The sacred seven wedding vows – SAPTAPA?I
‘Sapta’ means seven and ‘Padi’ means steps. The seven vows in the Saptapadi (Saath phere in Hindi) is taken with seven steps representing nourishment, strength, prosperity, happiness, progeny, long life and harmony and understanding, respectively.
The ritual of Saptapadi is symbolic of the journey of life, which both the bride and groom should travel together hand in hand. The seven promises or vows, which are made while they take the seven steps together around the sacred fire can be summarised as follows:
- The first step is taken to earn and provide a living for their household/ family, avoiding things that might harm them – FAMILY
- The second step is taken to build their physical, mental and spiritual powers to lead a healthy lifestyle – HEALTHY & HOLISTIC LIFESTYLE
- The third step is taken to earn and increase their wealth by righteous means – RIGHTEOUS WEALTH & PROSPERITY
- The fourth step is taken to acquire knowledge, happiness and harmony by mutual love, trust, respect, understanding and faith – LOVE
- The fifth step is taken to have children for whom they will be responsible and blessed with healthy, righteous and brave children – NEXT GENERATION
- The sixth step is taken for self-control, self-restraint and longevity – VALUES
- The seventh step is taken to be true to each other, loyal and remain life-long companions by this wedding – LOYAL & LASTING COMPANIONSHIP
A layman’s version of the Saptapadi reads like this:
Let us take the first step to – provide for our household.

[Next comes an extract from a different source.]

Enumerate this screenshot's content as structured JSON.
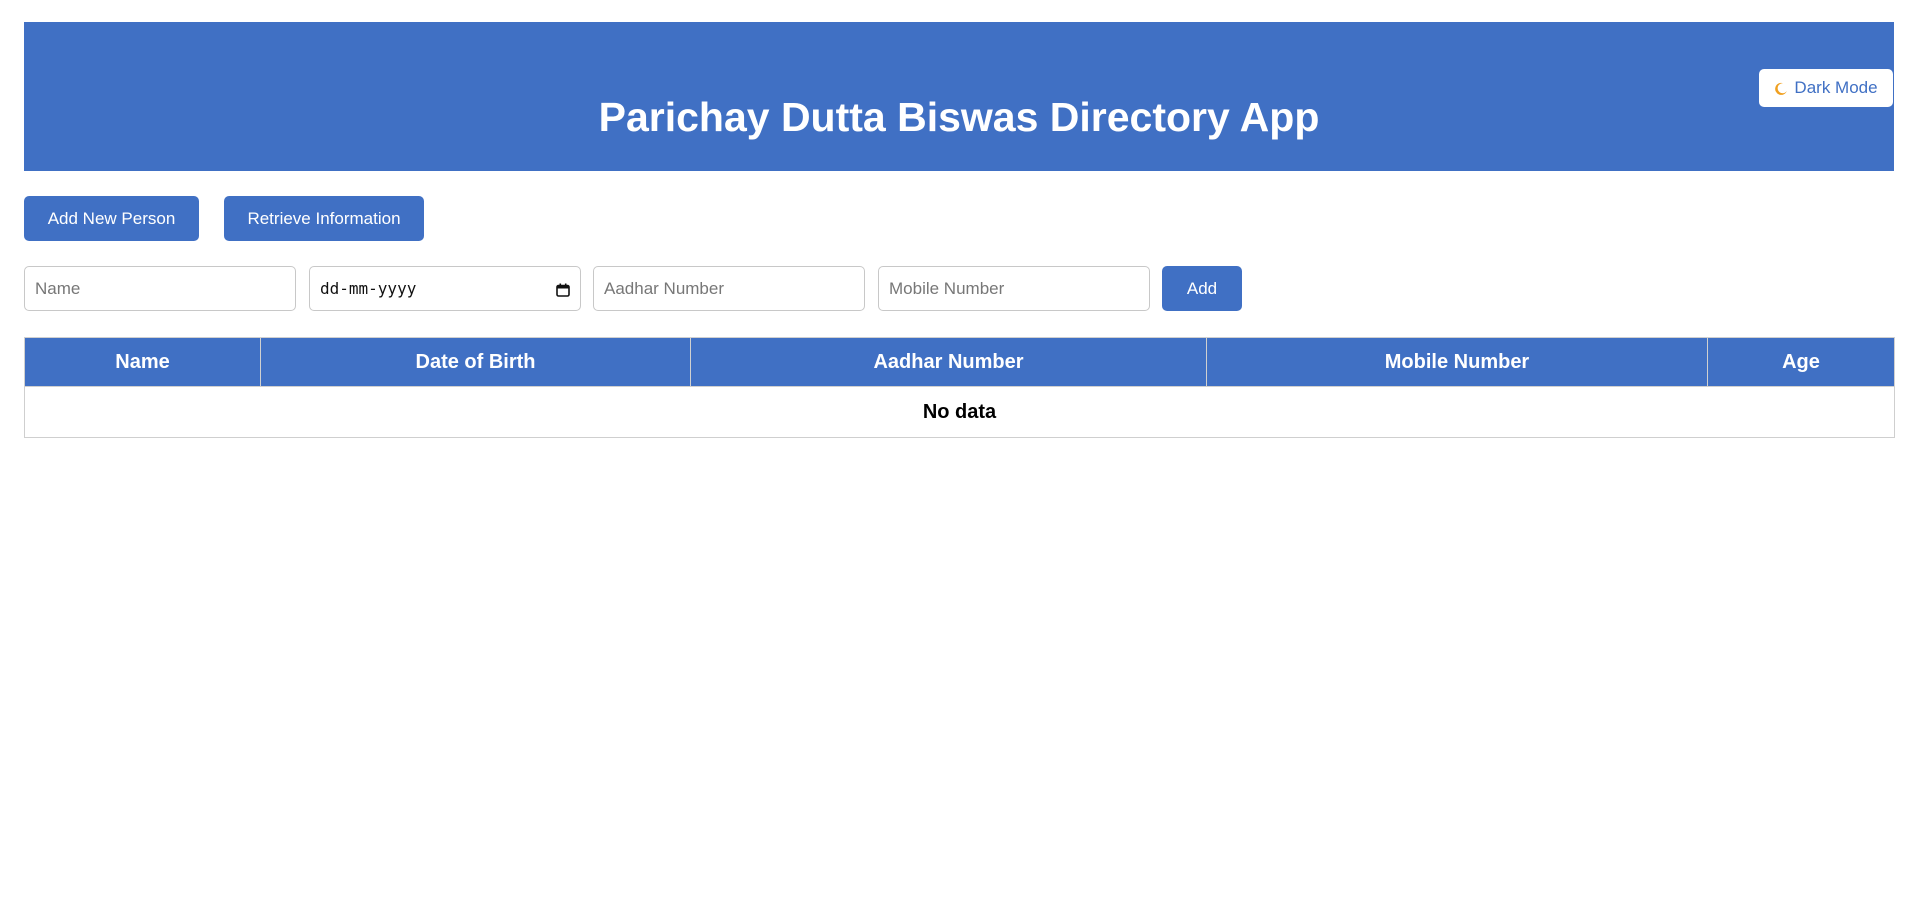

Let us take the second step to – develop physical, psychological and spiritual powers.
Let us take the third step to- increase our wealth by righteous means and proper use.
Let us take the fourth step to – acquire knowledge, happiness and harmony by mutual love and trust.
Let us take the fifth step, so that we- be blessed with strong, virtuous and valiant children.
Let us take the sixth step for – self-restraint and longevity.
Finally, let us take the seventh step and – be true companions and remain lifelong partners by this marriage.”
We have taken the Seven Steps. You have become mine forever. Yes, we have become partners. I have become yours. Hereafter, I cannot live without you. Do not live without me. Let us share the joys. We are word and meaning, united. You are thought and I am sound. May the night, morning, earth, heavens, plants, sun, cattle, yield be productive for us. As the heavens are stable, as the earth is stable, as the mountains are stable, as the whole universe is stable, so may our companionship be permanently stable.
The ‘SAPTAPADI‘, is thus an important wedding ritual where the Almighty is invoked and vows made in the divine presence for a bright and better future by the newly married couple.
Though the Indian weddings have now been commercialized like many old traditions, the core of ancient Indian traditions is still practiced and hasn’t changed, even in this century.